En passant des valeurs moyennes, mesurées sur l’ensemble du groupe, à des grandeurs individuelles estimées pour chaque piéton, les chercheurs ont pu mettre en évidence que cette tendance à la décélération n’est pas continue, mais qu’elle subit deux transitions, à faible et grande densités. Il semble ainsi exister trois états du piéton évoluant en file indienne :

  • un état dit libre, dans lequel chaque piéton évolue indépendamment, à sa propre vitesse : il est accessible lorsque chaque piéton est distant d’au moins trois mètres de la personne qui le précède, ce qui lui permet de se déplacer rapidement, sans entrave face à lui ;
  • un état faiblement contraint : les piétons, se rapprochant (de 3 m à environ 1,1 m), ralentissent modérément, leur vitesse restant voisine de 1 m/s ;
  • enfin, un état fortement contraint (qui apparaît à gauche du graphique, pour les vitesses les plus faibles) qui correspond aux files les plus denses, dans lesquelles les piétons, très proches les uns des autres, doivent adapter leur vitesse à la densité locale du trafic piétonnier, jusqu’à l’arrêt quasi complet et l’apparition de mouvements en accordéon.
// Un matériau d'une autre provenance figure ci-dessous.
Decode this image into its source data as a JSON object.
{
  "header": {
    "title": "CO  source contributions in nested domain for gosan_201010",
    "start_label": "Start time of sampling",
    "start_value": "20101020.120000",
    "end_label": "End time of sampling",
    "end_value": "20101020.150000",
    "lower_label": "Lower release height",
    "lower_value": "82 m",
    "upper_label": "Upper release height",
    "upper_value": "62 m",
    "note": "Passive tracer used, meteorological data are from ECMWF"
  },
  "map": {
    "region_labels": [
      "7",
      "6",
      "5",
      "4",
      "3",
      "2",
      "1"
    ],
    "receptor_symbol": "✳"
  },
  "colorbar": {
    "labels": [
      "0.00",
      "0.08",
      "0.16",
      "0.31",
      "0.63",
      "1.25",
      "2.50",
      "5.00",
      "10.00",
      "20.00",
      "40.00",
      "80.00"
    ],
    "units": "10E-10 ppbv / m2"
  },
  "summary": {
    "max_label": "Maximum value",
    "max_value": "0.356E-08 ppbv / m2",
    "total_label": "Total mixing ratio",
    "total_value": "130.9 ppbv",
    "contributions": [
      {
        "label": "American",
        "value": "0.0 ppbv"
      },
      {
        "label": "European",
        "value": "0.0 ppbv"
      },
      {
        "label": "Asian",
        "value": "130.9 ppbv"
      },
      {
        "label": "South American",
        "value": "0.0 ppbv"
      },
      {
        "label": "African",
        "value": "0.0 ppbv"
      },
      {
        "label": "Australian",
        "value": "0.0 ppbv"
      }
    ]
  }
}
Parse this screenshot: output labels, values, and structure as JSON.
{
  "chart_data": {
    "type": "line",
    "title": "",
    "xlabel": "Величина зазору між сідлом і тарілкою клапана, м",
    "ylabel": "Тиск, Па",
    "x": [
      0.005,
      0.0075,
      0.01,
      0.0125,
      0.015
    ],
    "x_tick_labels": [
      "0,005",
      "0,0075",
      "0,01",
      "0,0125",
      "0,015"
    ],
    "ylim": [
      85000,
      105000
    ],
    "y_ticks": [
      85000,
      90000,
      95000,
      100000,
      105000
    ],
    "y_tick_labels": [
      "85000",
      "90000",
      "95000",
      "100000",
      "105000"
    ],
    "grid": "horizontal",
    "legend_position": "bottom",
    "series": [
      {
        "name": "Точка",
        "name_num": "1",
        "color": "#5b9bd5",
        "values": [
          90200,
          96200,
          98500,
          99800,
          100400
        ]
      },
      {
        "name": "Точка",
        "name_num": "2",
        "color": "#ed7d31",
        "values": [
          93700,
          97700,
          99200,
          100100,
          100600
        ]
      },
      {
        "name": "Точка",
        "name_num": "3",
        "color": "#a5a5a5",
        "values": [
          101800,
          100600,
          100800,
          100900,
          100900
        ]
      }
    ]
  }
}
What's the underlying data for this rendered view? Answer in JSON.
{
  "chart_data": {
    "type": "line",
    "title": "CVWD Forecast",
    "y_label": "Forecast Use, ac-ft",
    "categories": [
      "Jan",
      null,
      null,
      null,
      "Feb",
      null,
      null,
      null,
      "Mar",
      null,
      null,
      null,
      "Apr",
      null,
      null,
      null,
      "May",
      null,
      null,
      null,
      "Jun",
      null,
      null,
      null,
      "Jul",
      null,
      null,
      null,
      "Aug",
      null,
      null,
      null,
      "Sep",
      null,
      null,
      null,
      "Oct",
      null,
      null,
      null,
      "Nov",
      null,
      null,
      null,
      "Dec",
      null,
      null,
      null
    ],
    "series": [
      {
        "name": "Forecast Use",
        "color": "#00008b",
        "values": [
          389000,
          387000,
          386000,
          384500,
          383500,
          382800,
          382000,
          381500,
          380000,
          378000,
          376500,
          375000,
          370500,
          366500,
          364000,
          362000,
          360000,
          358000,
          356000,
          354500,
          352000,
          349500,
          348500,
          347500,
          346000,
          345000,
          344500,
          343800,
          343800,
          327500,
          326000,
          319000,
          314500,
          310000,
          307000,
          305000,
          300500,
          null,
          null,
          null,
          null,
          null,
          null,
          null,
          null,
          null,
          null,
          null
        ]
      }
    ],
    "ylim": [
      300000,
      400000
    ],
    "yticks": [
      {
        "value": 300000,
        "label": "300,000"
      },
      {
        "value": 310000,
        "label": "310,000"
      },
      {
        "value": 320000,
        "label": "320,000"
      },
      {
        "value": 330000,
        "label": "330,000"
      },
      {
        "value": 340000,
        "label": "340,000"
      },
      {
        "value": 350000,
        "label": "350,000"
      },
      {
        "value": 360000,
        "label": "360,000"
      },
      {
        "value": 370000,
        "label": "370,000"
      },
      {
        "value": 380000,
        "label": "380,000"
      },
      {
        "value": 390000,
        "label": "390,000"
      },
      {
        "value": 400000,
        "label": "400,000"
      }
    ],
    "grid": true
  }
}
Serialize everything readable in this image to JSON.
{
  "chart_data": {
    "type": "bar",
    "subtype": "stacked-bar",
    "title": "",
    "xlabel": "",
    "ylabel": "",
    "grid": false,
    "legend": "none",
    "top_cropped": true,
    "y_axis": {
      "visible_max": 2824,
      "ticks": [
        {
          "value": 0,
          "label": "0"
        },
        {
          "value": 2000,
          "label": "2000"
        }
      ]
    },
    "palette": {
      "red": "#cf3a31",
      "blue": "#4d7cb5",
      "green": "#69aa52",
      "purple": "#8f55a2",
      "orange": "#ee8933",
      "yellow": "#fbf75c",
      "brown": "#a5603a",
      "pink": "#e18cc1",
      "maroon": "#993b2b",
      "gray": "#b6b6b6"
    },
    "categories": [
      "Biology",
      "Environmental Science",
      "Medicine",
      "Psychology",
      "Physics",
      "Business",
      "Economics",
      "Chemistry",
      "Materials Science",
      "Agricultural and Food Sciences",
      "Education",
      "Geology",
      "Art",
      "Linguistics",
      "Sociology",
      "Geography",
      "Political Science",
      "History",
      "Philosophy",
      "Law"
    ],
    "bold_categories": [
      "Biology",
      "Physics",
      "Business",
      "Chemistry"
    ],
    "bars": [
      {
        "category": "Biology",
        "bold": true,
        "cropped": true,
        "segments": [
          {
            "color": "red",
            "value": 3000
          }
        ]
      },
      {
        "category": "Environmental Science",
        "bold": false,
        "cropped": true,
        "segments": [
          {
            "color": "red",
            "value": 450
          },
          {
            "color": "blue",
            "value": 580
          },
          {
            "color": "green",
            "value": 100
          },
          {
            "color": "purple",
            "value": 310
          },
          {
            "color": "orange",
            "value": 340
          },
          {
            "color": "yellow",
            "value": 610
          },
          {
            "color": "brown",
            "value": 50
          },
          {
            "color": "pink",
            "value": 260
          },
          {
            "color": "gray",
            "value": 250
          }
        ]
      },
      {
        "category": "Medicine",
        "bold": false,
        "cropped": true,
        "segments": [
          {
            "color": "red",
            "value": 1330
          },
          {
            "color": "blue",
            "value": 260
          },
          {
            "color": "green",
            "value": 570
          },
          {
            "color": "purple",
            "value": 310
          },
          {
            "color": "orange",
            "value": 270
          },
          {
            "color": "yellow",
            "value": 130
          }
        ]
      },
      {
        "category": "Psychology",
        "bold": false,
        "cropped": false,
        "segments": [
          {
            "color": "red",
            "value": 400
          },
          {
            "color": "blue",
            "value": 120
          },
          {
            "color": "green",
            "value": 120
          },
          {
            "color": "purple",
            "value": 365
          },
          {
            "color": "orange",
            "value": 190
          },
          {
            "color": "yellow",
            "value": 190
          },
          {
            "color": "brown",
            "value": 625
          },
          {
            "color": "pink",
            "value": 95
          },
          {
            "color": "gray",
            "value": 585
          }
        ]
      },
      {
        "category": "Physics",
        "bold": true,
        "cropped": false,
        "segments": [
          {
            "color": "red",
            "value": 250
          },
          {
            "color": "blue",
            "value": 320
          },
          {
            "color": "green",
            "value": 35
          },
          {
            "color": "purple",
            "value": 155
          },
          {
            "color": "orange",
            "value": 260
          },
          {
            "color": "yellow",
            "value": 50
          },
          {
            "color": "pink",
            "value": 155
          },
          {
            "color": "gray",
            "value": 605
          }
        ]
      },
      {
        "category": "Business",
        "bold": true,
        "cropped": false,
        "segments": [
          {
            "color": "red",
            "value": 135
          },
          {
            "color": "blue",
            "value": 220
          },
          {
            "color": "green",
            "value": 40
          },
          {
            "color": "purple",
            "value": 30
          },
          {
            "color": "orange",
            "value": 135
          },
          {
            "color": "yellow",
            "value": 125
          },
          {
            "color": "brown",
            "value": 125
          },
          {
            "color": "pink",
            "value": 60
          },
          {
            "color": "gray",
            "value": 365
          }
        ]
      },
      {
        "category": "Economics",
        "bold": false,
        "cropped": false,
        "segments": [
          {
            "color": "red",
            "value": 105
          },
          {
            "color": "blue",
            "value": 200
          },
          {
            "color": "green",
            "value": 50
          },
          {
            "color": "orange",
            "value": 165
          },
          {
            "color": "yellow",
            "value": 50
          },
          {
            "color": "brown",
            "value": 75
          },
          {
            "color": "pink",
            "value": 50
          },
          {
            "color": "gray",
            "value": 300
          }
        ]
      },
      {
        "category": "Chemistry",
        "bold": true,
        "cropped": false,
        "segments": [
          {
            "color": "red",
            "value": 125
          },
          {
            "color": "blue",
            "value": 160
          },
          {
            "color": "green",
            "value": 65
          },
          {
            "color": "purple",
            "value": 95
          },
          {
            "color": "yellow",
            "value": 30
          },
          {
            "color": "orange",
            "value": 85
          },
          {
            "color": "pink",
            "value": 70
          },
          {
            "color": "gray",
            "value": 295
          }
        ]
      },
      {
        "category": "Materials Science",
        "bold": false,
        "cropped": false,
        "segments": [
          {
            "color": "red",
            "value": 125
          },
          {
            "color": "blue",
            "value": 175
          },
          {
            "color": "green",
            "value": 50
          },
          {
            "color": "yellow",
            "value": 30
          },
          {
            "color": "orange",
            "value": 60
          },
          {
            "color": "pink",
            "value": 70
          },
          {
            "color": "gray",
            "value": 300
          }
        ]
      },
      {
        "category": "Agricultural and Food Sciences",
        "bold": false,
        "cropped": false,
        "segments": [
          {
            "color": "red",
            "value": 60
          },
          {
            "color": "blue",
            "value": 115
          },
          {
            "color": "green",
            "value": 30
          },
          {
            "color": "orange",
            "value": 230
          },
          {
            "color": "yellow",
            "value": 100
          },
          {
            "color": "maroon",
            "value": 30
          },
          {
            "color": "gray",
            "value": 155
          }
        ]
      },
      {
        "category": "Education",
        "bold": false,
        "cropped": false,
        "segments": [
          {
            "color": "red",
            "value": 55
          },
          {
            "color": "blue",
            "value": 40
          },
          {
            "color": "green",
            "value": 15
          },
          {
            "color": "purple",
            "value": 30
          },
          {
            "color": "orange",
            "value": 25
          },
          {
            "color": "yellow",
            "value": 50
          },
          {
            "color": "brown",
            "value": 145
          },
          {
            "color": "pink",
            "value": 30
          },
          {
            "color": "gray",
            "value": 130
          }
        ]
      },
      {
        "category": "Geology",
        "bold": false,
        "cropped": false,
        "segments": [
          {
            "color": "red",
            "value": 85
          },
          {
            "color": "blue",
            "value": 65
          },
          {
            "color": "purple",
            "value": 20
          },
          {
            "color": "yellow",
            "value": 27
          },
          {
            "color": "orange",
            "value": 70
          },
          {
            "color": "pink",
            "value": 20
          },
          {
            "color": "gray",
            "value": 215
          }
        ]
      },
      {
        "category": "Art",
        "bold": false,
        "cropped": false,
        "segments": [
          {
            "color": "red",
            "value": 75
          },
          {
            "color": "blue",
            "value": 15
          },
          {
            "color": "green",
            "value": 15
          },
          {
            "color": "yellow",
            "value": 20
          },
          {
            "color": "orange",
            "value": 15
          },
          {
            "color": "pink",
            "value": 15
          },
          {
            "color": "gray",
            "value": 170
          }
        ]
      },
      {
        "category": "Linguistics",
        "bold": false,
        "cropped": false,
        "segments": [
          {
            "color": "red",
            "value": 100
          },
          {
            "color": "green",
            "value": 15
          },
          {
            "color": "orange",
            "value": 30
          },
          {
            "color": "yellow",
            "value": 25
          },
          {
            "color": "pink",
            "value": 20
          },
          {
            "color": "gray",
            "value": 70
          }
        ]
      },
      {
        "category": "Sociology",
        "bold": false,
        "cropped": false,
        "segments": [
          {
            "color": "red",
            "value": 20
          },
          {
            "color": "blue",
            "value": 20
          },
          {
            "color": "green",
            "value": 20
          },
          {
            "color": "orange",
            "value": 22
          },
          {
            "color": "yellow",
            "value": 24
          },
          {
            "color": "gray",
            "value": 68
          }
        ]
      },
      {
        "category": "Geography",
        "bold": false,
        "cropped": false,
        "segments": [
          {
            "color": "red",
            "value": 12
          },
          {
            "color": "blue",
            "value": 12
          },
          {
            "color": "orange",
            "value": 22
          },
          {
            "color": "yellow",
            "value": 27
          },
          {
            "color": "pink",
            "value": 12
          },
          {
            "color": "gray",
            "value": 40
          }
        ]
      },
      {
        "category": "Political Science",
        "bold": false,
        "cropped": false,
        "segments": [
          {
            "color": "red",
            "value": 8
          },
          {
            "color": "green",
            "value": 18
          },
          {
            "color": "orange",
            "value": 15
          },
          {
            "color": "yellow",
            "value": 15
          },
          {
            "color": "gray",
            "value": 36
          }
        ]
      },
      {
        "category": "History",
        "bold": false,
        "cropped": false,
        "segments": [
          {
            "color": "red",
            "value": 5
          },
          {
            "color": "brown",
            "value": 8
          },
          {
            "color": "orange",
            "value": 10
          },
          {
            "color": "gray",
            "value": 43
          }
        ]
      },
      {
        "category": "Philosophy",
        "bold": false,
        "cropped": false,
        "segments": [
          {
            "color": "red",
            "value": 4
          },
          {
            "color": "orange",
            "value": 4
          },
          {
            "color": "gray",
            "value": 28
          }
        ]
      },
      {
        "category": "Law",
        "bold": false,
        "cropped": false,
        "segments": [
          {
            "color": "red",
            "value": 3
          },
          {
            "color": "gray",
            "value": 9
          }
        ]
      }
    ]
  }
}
Il n’y a donc pas de transition « douce » entre un trafic fluide, où chaque piéton évolue librement, et un trafic congestionné et fortement ralenti. Il est toutefois intéressant de noter que des différences émergent par rapport à des expériences similaires effectuées dans d’autres pays, en Allemagne et en Inde. Par exemple, les Français marchent sensiblement plus vite que les Allemands. La distance minimale entre deux piétons est plus faible pour nos congénères indiens, qui semblent accepter plus facilement la congestion du trafic piéton, alors que les Français sont ceux dont le temps d’adaptation au trafic (évalué par la pente de l’état fortement contraint) est le plus faible : nous réagissons aux embouteillages en « freinant » plus fortement que nos voisins. Cependant, comme le rapportent les auteurs, « ces différences culturelles sont faibles, et dans les trois pays considérés, la vitesse varie de façon linéaire avec la distance inter-piéton lorsque celle-ci est inférieure à 1 mètre« . Des propriétés universelles émergent donc dans le mouvement des foules piétonnes : elles pourront servir à la modélisation du trafic pédestre, pour prévoir notamment l’évacuation de lieux publics.

Source : A. Jelić et al., Properties of pedestrians walking in line – Fundamental diagrams, arXiV, 23 mars 2012.